After being first brought to the edge, I told her I was going to cum and she said, "no you won't, because you'll be in trouble, but she kept stroking. I was forced with having to decide whether or not it was her way of forcing a ruined orgasm upon me, or her way of testing my resolve to not ejaculate without permission. I chose not to risk the unbelievable pain associated with being punished for ejaculating without permission, and pulled away from her hand. She then said, "when you have recovered a little, you will fuck my hand again", as she held her hand in a semi-fist like state on her pj covered belly. After a minute or so, I put my cock into her hand as if I were guiding it into her luscious pussy, and began humping her hand. While do that, Mistress said that I was to continue fucking her hand to "as close to the very edge that you can get without going over, then you will rest, then you will do it again, and again, and again.
This went on for 30-45 minutes.

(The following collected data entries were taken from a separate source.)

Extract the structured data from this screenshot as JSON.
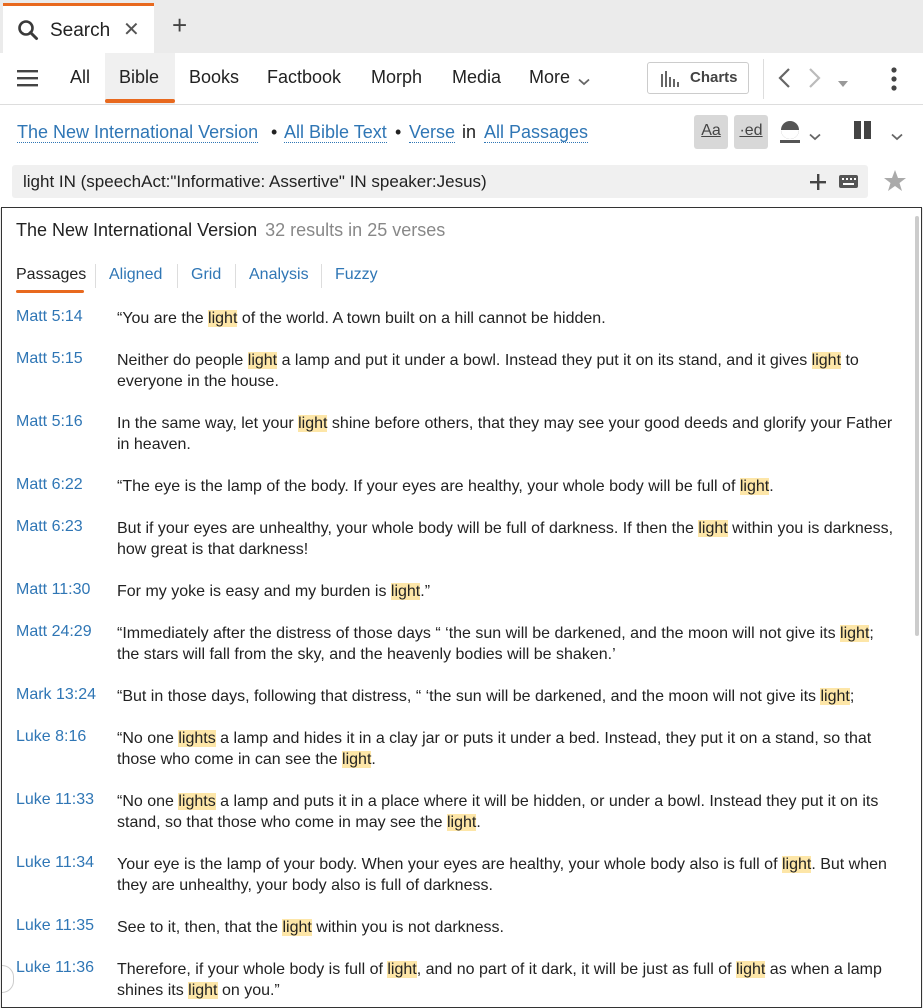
{
  "tab": {
    "label": "Search",
    "close": "✕",
    "new_tab": "+"
  },
  "toolbar": {
    "tabs": [
      "All",
      "Bible",
      "Books",
      "Factbook",
      "Morph",
      "Media",
      "More"
    ],
    "charts_label": "Charts"
  },
  "breadcrumbs": {
    "version": "The New International Version",
    "scope": "All Bible Text",
    "unit": "Verse",
    "in_label": "in",
    "passages": "All Passages",
    "aa_label": "Aa",
    "ed_label": "·ed"
  },
  "search": {
    "query": "light IN (speechAct:\"Informative: Assertive\" IN speaker:Jesus)"
  },
  "panel": {
    "title": "The New International Version",
    "count": "32 results in 25 verses",
    "subtabs": [
      "Passages",
      "Aligned",
      "Grid",
      "Analysis",
      "Fuzzy"
    ]
  },
  "results": [
    {
      "ref": "Matt 5:14",
      "parts": [
        [
          "“You are the ",
          0
        ],
        [
          "light",
          1
        ],
        [
          " of the world. A town built on a hill cannot be hidden.",
          0
        ]
      ]
    },
    {
      "ref": "Matt 5:15",
      "parts": [
        [
          "Neither do people ",
          0
        ],
        [
          "light",
          1
        ],
        [
          " a lamp and put it under a bowl. Instead they put it on its stand, and it gives ",
          0
        ],
        [
          "light",
          1
        ],
        [
          " to everyone in the house.",
          0
        ]
      ]
    },
    {
      "ref": "Matt 5:16",
      "parts": [
        [
          "In the same way, let your ",
          0
        ],
        [
          "light",
          1
        ],
        [
          " shine before others, that they may see your good deeds and glorify your Father in heaven.",
          0
        ]
      ]
    },
    {
      "ref": "Matt 6:22",
      "parts": [
        [
          "“The eye is the lamp of the body. If your eyes are healthy, your whole body will be full of ",
          0
        ],
        [
          "light",
          1
        ],
        [
          ".",
          0
        ]
      ]
    },
    {
      "ref": "Matt 6:23",
      "parts": [
        [
          "But if your eyes are unhealthy, your whole body will be full of darkness. If then the ",
          0
        ],
        [
          "light",
          1
        ],
        [
          " within you is darkness, how great is that darkness!",
          0
        ]
      ]
    },
    {
      "ref": "Matt 11:30",
      "parts": [
        [
          "For my yoke is easy and my burden is ",
          0
        ],
        [
          "light",
          1
        ],
        [
          ".”",
          0
        ]
      ]
    },
    {
      "ref": "Matt 24:29",
      "parts": [
        [
          "“Immediately after the distress of those days “ ‘the sun will be darkened, and the moon will not give its ",
          0
        ],
        [
          "light",
          1
        ],
        [
          "; the stars will fall from the sky, and the heavenly bodies will be shaken.’",
          0
        ]
      ]
    },
    {
      "ref": "Mark 13:24",
      "parts": [
        [
          "“But in those days, following that distress, “ ‘the sun will be darkened, and the moon will not give its ",
          0
        ],
        [
          "light",
          1
        ],
        [
          ";",
          0
        ]
      ]
    },
    {
      "ref": "Luke 8:16",
      "parts": [
        [
          "“No one ",
          0
        ],
        [
          "lights",
          1
        ],
        [
          " a lamp and hides it in a clay jar or puts it under a bed. Instead, they put it on a stand, so that those who come in can see the ",
          0
        ],
        [
          "light",
          1
        ],
        [
          ".",
          0
        ]
      ]
    },
    {
      "ref": "Luke 11:33",
      "parts": [
        [
          "“No one ",
          0
        ],
        [
          "lights",
          1
        ],
        [
          " a lamp and puts it in a place where it will be hidden, or under a bowl. Instead they put it on its stand, so that those who come in may see the ",
          0
        ],
        [
          "light",
          1
        ],
        [
          ".",
          0
        ]
      ]
    },
    {
      "ref": "Luke 11:34",
      "parts": [
        [
          "Your eye is the lamp of your body. When your eyes are healthy, your whole body also is full of ",
          0
        ],
        [
          "light",
          1
        ],
        [
          ". But when they are unhealthy, your body also is full of darkness.",
          0
        ]
      ]
    },
    {
      "ref": "Luke 11:35",
      "parts": [
        [
          "See to it, then, that the ",
          0
        ],
        [
          "light",
          1
        ],
        [
          " within you is not darkness.",
          0
        ]
      ]
    },
    {
      "ref": "Luke 11:36",
      "parts": [
        [
          "Therefore, if your whole body is full of ",
          0
        ],
        [
          "light",
          1
        ],
        [
          ", and no part of it dark, it will be just as full of ",
          0
        ],
        [
          "light",
          1
        ],
        [
          " as when a lamp shines its ",
          0
        ],
        [
          "light",
          1
        ],
        [
          " on you.”",
          0
        ]
      ]
    }
  ]
}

Toward the end I succumbed to my carnal desires and began to beg Mistress to allow me to cum. Begging and begging. Even though she loves it when I beg, and sometimes begging works, such was not the case last night. I changed my tactic and then began to beg NOT for an orgasm, not even a ruined-orgasm, but rather the less-satisfying sounding "authorized ejaculation". She instructed me to stop fucking her closed hand, looked me in the eye and said, "there will be nothing of the sort for you this night. Do you understand?" "Yes Mistress", I said. She then said "good, now resume fucking my hand"
It was one of those unbelievable, unexplainable deep emotional moments where I feel every ounce of gratitude for my Mistress and for her decision to own me. A short time later she grew tired of indulging me and simply pulled her hand off of my cock while I was humping it, rolled over and informed me that she was tired and was going to sleep. The delicious conflict of absolute peak of sexual desire, accompanied with absolute knowledge that such desire will be unsatisfied was coursing through my body as laid down behind Mistress K. spooned her close, held her tight and tried to drift off to sleep in spite of rock hard and throbbing erection. After about 45 minutes I think is when I was finally able to drift off to sleep, but not before having asked Mistress K. how awesome it must be to be the complete and utter owner of someone else' sex. In her near-sleep state, she smiled, reached back and hugged me and whispered "YES" into her pillow.
As I write this, it's 8am on Saturday and all I can do is wait with great anticipation for Mistress to awaken so that I can deliver her coffee, smell her first-thing-in-the-morning face and remind how much I am devoted to her. How intimate is that?